You can be for the truth or with the terrorists
May 04, 2005
JOURNALISM may be the first draft of history, but it is often a very rough draft indeed. The perspective offered by history frequently requires a total rewrite. This especially applies to war. And it must be especially remembered in the wake of the terrible news that an Australian, Douglas Wood, has been taken hostage by Iraqi insurgents. Wood has become the latest propaganda tool in their battle with Coalition forces, with the Iraqi people and with Iraq's new democracy. The terrorists want US, Australian and British troops out of Iraq and will rely on a media-fuelled compassion campaign to achieve that goal. And driven by daily deadlines, ratings and its instinctive objection to the Iraq war, the media will no doubt comply.
That is a pity. While Wood deserves all our help and our sympathy, Iraq, and indeed kidnap victims such as Wood, would benefit if more journalists reported not just the daily horrors of war, but also stories that provide for a longer view. Much of our media has not done that to date. Most of the media took up a common position on Iraq very early on. Intervention was a dreadful mistake. "Quagmire" was the word du jour for months on end. "Quagmire" harked back to Vietnam, the first war beamed home to the baby boomer generation on their televisions. Back then, the media played a pivotal role in turning public opinion against continued military intervention in Vietnam. Back then, most contemporary journalists thought Vietnam would be better off if US troops pulled out. History is not so sure.
Fast forward 30 years and it is as if the same generation, now all grown up and making television programs and writing newspaper reports about a different war, has hit the replay button. Certainly, Jane Fonda has not draped herself over one of Saddam Hussein's tanks, but a steady line of Hollywood types has been bashing George W. Bush for going into Iraq. And the media has hardly budged from their bad-news angle.
Admittedly, there was a brief moment in early March when even the most anti-war newspapers seemed to be revising their positions on Iraq. Like a breath of fresh air, London's Independent newspaper dared to ask "Was Bush right after all?" as it tracked developments across the Middle East, from Lebanon to Palestine, from Egypt to Saudi Arabia and, yes, in Iraq. Ditto Germany's Der Spiegel and France's Le Monde.
But, alas, the bad-news angle is too seductive. Even when the Iraqi parliament approved a new cabinet last week, much of the media's tone was bleak. For The Sydney Morning Herald's Paul McGeough, it was a case
of the "war-weary Iraqis" heaving a "sigh of relief" over the endorsement of a "government of sorts".
Delete the gratuitous descriptions and here's the news. Iraqis now have their first democratically elected government in 50 years. While some cabinet jobs are yet to be settled, the new 27-member cabinet includes Shia, Sunnis, Kurds and even a Christian. Six are women. The jockeying for position in this "government of sorts" looks pretty much like the usual haggle-fest that goes on in democracies when positions of power are up for grabs.

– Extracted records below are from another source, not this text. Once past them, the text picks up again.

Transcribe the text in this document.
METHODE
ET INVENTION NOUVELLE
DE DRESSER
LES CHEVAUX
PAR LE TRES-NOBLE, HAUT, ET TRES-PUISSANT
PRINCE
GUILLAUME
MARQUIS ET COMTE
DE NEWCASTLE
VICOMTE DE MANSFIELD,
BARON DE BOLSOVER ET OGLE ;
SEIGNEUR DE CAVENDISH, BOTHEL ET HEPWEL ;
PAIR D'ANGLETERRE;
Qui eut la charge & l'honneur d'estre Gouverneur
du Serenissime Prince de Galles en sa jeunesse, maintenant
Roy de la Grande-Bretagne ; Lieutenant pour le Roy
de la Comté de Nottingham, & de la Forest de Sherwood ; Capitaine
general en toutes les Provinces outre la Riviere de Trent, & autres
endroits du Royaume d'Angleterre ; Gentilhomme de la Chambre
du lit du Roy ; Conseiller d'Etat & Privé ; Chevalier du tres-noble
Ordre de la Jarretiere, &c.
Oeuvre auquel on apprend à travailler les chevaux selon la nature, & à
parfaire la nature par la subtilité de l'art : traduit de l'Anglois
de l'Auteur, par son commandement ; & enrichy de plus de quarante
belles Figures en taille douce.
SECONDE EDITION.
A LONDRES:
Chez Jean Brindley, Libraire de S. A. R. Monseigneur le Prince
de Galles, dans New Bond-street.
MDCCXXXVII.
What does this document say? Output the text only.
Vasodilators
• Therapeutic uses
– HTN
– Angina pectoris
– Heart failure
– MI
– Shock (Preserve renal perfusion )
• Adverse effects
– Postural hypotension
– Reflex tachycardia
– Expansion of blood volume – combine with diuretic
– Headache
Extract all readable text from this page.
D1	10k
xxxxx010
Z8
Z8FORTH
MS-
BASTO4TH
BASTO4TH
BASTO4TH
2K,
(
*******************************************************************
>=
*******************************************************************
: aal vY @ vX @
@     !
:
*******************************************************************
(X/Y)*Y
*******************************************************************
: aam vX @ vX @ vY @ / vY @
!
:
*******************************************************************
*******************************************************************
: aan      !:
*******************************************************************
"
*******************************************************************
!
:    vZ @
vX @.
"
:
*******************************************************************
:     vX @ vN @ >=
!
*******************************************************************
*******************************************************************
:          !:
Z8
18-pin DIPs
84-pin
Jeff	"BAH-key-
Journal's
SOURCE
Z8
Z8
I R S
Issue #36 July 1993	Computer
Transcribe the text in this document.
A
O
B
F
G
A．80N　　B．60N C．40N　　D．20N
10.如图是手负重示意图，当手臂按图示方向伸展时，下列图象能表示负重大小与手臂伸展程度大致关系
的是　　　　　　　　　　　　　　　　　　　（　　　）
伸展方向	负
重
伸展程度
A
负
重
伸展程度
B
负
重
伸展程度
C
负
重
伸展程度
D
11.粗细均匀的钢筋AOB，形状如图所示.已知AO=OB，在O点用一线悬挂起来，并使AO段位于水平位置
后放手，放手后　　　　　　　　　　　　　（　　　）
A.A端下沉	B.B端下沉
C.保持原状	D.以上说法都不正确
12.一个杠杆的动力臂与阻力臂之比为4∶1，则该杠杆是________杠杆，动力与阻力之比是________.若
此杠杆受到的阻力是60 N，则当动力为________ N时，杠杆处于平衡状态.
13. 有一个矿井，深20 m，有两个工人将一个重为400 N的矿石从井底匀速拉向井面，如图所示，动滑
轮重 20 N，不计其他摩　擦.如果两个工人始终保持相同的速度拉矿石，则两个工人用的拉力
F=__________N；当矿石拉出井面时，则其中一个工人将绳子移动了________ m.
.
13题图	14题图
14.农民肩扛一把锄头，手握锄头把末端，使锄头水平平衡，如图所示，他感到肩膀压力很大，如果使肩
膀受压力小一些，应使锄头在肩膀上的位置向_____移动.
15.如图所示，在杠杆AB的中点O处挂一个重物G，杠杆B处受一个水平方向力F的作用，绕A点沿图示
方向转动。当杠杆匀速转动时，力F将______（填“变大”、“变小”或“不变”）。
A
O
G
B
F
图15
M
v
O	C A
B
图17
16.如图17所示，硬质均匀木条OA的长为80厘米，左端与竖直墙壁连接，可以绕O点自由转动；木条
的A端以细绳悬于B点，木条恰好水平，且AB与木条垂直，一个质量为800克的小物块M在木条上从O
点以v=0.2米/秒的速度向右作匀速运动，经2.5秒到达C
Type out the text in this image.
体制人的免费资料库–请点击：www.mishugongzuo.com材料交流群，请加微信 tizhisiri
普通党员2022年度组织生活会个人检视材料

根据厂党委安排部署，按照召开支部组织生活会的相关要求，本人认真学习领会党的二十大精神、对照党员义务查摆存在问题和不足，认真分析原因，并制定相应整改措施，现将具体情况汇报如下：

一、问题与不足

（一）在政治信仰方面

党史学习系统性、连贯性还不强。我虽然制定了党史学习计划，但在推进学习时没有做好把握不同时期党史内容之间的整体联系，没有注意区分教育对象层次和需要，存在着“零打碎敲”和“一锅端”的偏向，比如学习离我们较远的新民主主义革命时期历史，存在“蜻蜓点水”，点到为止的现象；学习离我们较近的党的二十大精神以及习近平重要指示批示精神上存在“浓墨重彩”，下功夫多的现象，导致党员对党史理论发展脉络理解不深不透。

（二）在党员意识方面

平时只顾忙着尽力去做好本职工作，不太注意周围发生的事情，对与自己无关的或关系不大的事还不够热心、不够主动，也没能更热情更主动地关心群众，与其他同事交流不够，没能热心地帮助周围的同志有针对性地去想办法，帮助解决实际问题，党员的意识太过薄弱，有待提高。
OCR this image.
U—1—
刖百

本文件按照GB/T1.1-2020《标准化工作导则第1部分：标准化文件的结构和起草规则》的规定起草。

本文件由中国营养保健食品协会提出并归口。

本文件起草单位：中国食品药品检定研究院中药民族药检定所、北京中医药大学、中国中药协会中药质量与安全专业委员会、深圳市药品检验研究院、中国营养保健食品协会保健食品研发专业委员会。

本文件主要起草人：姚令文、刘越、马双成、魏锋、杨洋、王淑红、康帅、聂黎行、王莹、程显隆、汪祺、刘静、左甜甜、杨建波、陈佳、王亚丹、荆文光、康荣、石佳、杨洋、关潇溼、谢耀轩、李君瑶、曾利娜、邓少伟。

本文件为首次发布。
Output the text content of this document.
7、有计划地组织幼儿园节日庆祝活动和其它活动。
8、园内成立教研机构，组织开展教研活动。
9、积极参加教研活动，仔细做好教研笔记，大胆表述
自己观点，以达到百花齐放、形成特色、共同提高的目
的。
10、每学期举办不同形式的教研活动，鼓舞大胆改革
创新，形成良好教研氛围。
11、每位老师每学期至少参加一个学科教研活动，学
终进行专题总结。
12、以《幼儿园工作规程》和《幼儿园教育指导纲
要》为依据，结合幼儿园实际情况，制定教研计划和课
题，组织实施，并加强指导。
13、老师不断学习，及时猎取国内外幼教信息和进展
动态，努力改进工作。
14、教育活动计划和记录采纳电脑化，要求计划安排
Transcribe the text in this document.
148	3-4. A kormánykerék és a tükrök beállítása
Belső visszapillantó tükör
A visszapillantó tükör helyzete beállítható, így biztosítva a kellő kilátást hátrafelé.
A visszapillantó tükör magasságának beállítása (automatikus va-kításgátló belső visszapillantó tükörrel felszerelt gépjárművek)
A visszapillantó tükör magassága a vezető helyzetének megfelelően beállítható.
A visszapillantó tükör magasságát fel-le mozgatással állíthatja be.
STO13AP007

Good news is not hard to come by. But when something positive does happen, it either gets filtered through the anti-war eyes of the media or is all but ignored. And that is what the terrorists are counting on. They must detest The Wall Street Journal. Each fortnight the paper's website (www.wsj.com) includes a round-up of good news from Iraq. It makes for refreshing reading, if only to even up the Iraq ledger.
Last week came the latest instalment, all 27 pages of it. It included reports that Baghdad real estate prices are on the rise, that the Baghdad Stock Exchange is back trading at expanded volumes. That production of oil in the south is reaching 1.1million barrels a day, close to pre-war levels. That USAID projects are helping to set up proper legal and regulatory authorities. That USAID work on Baghdad Airport is nearly complete, giving it "100 per cent electrical self-sufficiency" freeing up power for the national grid.
One sobering reminder of life under the former Iraqi dictator also failed to make the cut at most Australian newspapers. Late last week it was revealed that 113 Kurds - all but five of them women and children - were found in mass graves near the southern city of Samawah. There is a skeleton of a teenage girl clutching a bag of possessions. Many women were wearing their best clothes, like the shiny gold and purple dress found in one of the 18 trenches. Ten were babies. Since the fall of Saddam Hussein, more than 290 mass graves have been found, filled with at least 300,000 people believed to have been executed by the Baathist regime.
The Australian and The Daily Telegraph reported the story yesterday. But where was the rest of our press on this important story? Ignoring it, perhaps, because they are loath to remind us that the Iraqi people are free from such tyranny.
The media is a player in modern warfare. The more they inform us about hostages, the more hostages are taken. This is the deadly, inevitable, side to the information age. But if the media would more often lift their head above the ruck and look to the longer view as well as today's disaster, the distinction between journalism and history may not be quite so stark as it is now.